Remains to show that the numbers in $(1)$ are minimal.
Note that $(10^k-1)n=10^kn-n$ is the difference of two numbers of different length, so that $10^kn$ (as well as $n$) must start with at least $k-1$ digits $\in\{0,1,2\}$ and the $k$th digit $\in\{0,1,2,3\}$; actually, a $3$ as $k$th digit is only possible if it is followed by a digit $\le 2$ as otherwise no carray (or rather: borrow) orccurs. Also, $(10^k-1)n\equiv -n\pmod{10^k}$ so that the last $k$ digits of $n-1$ must be $\in\{7,8,9\}$. Note that 
$$\left\lfloor\frac{(10^k-1)n}{10^k}\right\rfloor=n-\left\lceil\frac{n}{10^k} \right\rceil=(n-1)-\left\lfloor\frac{n}{10^k} \right\rfloor$$
so that we conclude about the next $k$ digits: We subtract someting from digits $7,8,9$ and obtain digits $0,1,2$; this is only possible if no  borrow occurs, hence the next $k$ digits of $n-1$ are $\in\{5,6,7,8,9\}$. By repeating the argument, the next $k$ digits of $n-1$ are in $\{3,4,5,6,7,8,9\}$. Therefore, $n$ either has more than $4k$ digits, or $n-1$ is described by the regular expression [12][012]{k-1}[3-9]{k}[5-9]{k}[7-9]{k}. We can exclude the case of more than $4k$ digits as $(1)$ already beats that.

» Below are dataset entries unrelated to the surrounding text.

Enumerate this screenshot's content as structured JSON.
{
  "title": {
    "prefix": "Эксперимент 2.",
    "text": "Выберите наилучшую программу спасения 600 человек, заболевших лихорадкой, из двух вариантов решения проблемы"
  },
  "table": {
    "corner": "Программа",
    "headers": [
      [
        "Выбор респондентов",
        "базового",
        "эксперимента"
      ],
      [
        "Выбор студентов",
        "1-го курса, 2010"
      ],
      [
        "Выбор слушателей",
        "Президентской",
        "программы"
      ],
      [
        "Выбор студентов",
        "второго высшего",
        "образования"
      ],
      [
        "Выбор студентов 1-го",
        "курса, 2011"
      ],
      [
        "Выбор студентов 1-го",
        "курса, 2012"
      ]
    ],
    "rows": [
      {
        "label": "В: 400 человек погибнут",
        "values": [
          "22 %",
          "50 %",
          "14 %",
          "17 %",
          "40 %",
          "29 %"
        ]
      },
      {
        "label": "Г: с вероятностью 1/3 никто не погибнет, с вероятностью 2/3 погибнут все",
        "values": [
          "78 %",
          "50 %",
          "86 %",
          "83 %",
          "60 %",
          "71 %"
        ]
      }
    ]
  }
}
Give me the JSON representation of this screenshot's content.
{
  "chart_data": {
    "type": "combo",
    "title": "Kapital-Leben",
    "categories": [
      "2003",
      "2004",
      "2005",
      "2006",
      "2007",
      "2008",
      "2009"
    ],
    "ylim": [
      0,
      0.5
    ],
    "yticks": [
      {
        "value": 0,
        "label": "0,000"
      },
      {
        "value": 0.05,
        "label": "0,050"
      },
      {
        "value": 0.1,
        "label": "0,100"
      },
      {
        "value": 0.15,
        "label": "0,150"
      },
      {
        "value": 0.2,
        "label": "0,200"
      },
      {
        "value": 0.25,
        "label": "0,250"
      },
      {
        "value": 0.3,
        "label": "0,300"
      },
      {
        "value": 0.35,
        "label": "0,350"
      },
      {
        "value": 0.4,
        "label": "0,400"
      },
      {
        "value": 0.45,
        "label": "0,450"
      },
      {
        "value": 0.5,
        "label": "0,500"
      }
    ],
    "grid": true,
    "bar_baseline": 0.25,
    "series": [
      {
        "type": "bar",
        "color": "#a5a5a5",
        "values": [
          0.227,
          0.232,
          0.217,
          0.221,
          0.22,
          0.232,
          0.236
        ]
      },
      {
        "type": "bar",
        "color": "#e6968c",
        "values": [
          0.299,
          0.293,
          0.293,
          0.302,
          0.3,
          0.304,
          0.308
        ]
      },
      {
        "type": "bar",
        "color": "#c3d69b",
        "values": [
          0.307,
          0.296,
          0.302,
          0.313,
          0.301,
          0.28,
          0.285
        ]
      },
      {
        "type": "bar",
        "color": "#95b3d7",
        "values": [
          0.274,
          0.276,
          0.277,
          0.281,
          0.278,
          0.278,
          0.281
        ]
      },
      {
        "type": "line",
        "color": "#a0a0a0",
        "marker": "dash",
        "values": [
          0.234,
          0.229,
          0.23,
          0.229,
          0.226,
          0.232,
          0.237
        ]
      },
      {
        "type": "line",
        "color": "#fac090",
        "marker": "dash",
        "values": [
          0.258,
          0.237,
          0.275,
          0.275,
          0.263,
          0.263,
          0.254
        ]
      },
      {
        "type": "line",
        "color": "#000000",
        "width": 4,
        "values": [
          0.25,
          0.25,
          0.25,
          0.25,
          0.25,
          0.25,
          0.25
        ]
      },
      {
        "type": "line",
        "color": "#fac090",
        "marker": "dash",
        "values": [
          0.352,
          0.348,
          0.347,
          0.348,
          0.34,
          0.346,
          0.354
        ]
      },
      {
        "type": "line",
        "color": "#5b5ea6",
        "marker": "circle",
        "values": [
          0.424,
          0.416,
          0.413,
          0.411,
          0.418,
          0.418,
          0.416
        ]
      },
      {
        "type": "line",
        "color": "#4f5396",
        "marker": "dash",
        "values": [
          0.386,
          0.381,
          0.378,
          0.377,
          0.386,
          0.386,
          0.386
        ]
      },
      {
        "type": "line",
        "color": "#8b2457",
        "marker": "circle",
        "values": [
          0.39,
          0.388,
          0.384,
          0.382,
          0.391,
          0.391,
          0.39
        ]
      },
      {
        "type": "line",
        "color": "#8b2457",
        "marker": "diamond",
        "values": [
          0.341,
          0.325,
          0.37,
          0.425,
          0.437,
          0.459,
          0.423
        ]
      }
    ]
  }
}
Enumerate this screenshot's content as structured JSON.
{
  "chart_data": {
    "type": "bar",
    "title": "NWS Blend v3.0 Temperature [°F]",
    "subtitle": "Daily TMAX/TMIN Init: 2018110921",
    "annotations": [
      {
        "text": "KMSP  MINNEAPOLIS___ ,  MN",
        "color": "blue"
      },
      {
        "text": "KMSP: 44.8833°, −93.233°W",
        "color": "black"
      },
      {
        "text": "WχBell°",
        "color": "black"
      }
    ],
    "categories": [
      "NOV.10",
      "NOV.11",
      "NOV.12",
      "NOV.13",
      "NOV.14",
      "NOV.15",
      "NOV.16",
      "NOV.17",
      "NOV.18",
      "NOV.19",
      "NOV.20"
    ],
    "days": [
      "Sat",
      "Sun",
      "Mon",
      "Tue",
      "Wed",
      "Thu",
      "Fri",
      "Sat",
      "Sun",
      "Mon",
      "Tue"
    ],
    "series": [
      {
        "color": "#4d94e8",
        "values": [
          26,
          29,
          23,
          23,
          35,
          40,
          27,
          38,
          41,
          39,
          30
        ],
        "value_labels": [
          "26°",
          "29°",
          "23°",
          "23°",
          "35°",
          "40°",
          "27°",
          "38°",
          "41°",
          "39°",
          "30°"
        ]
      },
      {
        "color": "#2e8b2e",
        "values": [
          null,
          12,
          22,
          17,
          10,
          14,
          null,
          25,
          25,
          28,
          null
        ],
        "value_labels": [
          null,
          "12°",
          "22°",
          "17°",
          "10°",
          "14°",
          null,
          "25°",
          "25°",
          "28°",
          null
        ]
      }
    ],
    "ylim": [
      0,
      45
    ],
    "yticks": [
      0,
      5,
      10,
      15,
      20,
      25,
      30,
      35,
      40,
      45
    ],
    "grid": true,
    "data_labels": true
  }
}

Thus we are left with the second case that can also be formulated as:
$$ n=\alpha\cdot 4^{3k}+\beta\cdot10^{2k}+\gamma\cdot 10^k+\delta+1$$
where $\alpha,\beta,\gamma,\delta$ are $k$-digit number with digits $\in\{0,1,2\}$, $\in\{3,\ldots,9\}$, $\in\{5,\ldots,9\}$, $\in\{7,\ldots,9\}$, respectively. Then 
$$(10^k-1)n=\alpha\cdot 10^{4k}+(\beta-\alpha)\cdot 10^{3k}+(\gamma-\beta)\cdot 10^{2k} +(\delta-\gamma)\cdot10^k+(10^k-1-\delta)$$
A stated above, the subtractions $\delta-\gamma,\gamma-\beta,\beta-\alpha$ involve no borrows. Therefore any zero occuring in $\alpha$ would produce a digit $\ge 3$ in $\beta-\alpha$ and hence also in $(10^k-1)n$. We conclude that $\alpha$ contains no zeroes. But then $\alpha \ge 11\ldots 1$, $\beta\ge 33\ldots 3$, $\gamma\ge 55\ldots 5$, $\delta\ge 77\ldots 7$ and ultimately the solution $(1)$ is inded the minimal solution.